“The global oil price has come down to less than the $100-mark which is good news, as it will automatically lower the trade deficit, besides potential inflationary pressures. Going forward, we may expect the rupee to trade in the Rs 79.25-79.75/$ range,” the report said.
The report also said that the Ukraine war, though largely unresolved, has probably played out the darker side with the global economy adjusting to the supply dynamics. The shock has been absorbed in a period of six months, it said.
“Taiwan did ring a scare, but seems to be behind us now. The focus will be on what global central banks do in the coming months and though the direction is clear and a slowdown imminent, the approach will provide further clues to the currency markets,” the report said.
The Indian rupee remained volatile for the last two months, touching record lows at times, but recovered from that since start of this month, thanks to the foreign investors who returned to the equity market after nearly nine months.

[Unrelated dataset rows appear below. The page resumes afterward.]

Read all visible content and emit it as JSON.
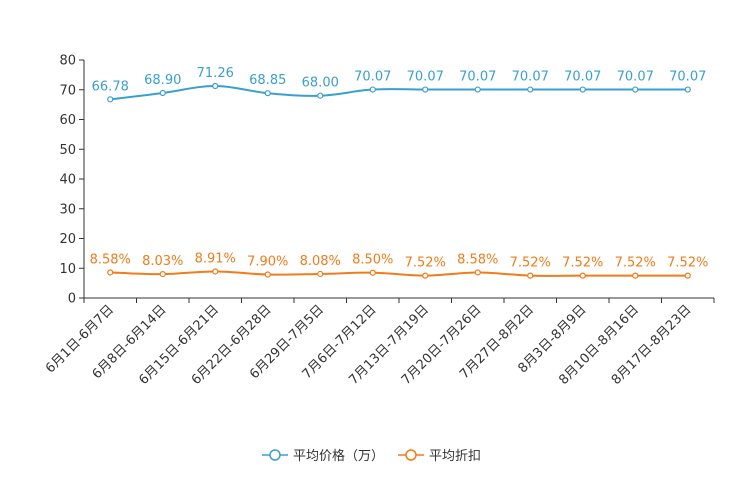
{
  "chart_data": {
    "type": "line",
    "title": "",
    "xlabel": "",
    "ylabel": "",
    "ylim": [
      0,
      80
    ],
    "yticks": [
      0,
      10,
      20,
      30,
      40,
      50,
      60,
      70,
      80
    ],
    "grid": false,
    "legend_position": "bottom-center",
    "categories": [
      "6月1日-6月7日",
      "6月8日-6月14日",
      "6月15日-6月21日",
      "6月22日-6月28日",
      "6月29日-7月5日",
      "7月6日-7月12日",
      "7月13日-7月19日",
      "7月20日-7月26日",
      "7月27日-8月2日",
      "8月3日-8月9日",
      "8月10日-8月16日",
      "8月17日-8月23日"
    ],
    "series": [
      {
        "name": "平均价格（万）",
        "color": "#3a9fd0",
        "values": [
          66.78,
          68.9,
          71.26,
          68.85,
          68.0,
          70.07,
          70.07,
          70.07,
          70.07,
          70.07,
          70.07,
          70.07
        ],
        "labels": [
          "66.78",
          "68.90",
          "71.26",
          "68.85",
          "68.00",
          "70.07",
          "70.07",
          "70.07",
          "70.07",
          "70.07",
          "70.07",
          "70.07"
        ]
      },
      {
        "name": "平均折扣",
        "color": "#f07c1b",
        "values": [
          8.58,
          8.03,
          8.91,
          7.9,
          8.08,
          8.5,
          7.52,
          8.58,
          7.52,
          7.52,
          7.52,
          7.52
        ],
        "labels": [
          "8.58%",
          "8.03%",
          "8.91%",
          "7.90%",
          "8.08%",
          "8.50%",
          "7.52%",
          "8.58%",
          "7.52%",
          "7.52%",
          "7.52%",
          "7.52%"
        ]
      }
    ]
  }
}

“The Indian story was largely driven by FPI movements, which turned positive for equity on all days while aggregating positive for debt over this period. Hence the net inflows were positive which made up for the shortfall on trade which was impacted with imports rising faster than exports,” the report said.
Experts believe that foreign investors have returned to Indian markets because the country is a preferred destination as it has best growth prospects among the large economies of the world. FPIs have turned net buyers in autos, capital goods, FMCG, and telecom.
The dollar had come close to the parity level and the question asked was whether this level would be broken. Intuitively the Fed hardening interest rates to slow down the economy automatically reduces the strength of the dollar and this has lent a hand to other currencies, the report added.